Silicon Valley Bank Seized by FDIC
Silicon Valley Bank (SVB), a leading US bank that primarily serviced customers in the technology industry, has been shut down by regulators and its assets seized by the Federal Deposit Insurance Corporation (FDIC). This marks the largest US bank failure since the 2008 global financial crisis.
The FDIC has created the Deposit Insurance National Bank of Santa Clara to hold the insured deposits from SVB, which will continue to clear checks. The main office and all branches of SVB will reopen on March 13, and insured depositors will have full access to their deposits no later than Monday morning. However, it is unclear how larger accounts or credit lines for companies will be impacted by the closure as FDIC’s standard insurance covers up to $250,000 per depositor.
Twitter CEO Elon Musk Open to Buying SVB
Amidst the turmoil, Razer CEO Min-Liang Tan suggested that Twitter should consider buying SVB and turning it into a digital bank. This suggestion caught the attention of Twitter chief Elon Musk, who responded positively, saying that he is open to the idea.
This potential acquisition could mark Twitter’s entry into the fintech space, as the company has been exploring ways to expand its business. By acquiring SVB, Twitter could leverage its large user base and strong brand to establish itself as a major player in the digital banking industry. As of writing this story, there’s no official confirmation or further information regarding this comment from the billionaire.

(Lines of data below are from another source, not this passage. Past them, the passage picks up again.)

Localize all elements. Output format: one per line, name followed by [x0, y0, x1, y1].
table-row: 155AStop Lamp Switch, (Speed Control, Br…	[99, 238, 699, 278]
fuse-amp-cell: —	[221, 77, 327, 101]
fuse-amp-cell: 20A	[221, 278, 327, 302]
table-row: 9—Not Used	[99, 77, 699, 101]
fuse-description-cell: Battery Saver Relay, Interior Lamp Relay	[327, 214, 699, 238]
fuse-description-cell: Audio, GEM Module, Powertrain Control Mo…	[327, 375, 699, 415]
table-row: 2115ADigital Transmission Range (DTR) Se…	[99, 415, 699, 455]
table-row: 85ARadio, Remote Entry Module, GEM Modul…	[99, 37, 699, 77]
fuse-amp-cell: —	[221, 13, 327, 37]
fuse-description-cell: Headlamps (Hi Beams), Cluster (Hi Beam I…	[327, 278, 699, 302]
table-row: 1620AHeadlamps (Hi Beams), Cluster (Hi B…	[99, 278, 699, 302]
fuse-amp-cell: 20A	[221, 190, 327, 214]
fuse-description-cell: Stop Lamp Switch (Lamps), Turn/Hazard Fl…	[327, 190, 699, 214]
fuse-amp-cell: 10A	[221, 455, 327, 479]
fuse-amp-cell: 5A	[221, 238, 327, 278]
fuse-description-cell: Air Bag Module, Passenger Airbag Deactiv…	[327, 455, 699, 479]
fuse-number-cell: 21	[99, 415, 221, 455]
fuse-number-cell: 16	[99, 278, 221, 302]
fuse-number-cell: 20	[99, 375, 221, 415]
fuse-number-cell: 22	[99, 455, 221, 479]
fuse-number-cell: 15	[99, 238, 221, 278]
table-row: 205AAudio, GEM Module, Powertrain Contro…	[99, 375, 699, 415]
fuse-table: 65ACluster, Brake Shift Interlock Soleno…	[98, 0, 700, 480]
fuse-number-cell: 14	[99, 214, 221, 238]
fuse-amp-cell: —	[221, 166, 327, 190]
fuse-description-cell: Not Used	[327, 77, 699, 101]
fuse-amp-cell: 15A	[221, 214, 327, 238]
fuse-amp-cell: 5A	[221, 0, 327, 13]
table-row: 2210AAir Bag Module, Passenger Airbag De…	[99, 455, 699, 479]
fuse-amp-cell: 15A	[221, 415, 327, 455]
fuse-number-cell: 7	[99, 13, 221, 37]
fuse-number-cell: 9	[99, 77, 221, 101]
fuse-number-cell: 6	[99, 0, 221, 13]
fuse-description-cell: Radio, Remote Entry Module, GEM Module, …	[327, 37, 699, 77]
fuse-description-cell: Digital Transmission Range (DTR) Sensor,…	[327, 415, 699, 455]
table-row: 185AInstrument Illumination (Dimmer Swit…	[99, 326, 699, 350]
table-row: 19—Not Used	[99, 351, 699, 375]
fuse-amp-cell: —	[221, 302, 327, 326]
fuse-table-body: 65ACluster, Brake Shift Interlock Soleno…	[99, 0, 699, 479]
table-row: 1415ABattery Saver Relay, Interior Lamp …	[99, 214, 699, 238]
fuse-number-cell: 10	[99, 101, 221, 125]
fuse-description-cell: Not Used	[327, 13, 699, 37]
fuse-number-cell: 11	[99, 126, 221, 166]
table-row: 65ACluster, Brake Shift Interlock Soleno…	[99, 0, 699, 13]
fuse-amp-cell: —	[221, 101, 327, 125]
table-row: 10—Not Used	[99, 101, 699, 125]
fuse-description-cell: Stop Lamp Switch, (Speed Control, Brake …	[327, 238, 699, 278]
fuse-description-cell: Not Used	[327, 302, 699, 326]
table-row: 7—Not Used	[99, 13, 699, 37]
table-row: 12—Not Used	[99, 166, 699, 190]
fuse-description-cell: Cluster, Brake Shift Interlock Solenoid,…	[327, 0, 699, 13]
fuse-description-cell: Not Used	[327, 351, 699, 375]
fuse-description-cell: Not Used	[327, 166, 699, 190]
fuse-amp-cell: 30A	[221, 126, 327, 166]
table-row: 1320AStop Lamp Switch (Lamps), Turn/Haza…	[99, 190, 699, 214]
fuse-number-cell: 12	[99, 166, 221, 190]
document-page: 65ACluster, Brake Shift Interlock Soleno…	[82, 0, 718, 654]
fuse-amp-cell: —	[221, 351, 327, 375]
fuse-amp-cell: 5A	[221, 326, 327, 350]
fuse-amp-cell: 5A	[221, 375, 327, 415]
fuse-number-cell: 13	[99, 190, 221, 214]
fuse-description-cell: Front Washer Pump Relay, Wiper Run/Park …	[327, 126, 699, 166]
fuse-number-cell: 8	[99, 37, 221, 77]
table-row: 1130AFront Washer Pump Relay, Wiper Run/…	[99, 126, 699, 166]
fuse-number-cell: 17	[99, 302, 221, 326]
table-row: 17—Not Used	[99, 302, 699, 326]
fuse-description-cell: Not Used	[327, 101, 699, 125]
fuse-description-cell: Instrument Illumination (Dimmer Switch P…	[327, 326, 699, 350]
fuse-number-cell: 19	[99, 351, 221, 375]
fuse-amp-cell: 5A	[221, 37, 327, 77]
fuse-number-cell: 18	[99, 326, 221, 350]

SVB specialized in financing start-ups and had become the 16th largest US bank by assets, with $209 billion in assets and approximately $175.4 billion in deposits. The bank’s problems were sparked by customer withdrawals that led the company to liquidate securities positions whose values had plummeted due to the Federal Reserve’s interest rate hikes. Its rapid collapse has left markets rattled, and the FDIC will seek to liquidate its assets while insured depositors will receive an advanced dividend and potential additional dividend payments as the regulator gradually sell SVB’s assets.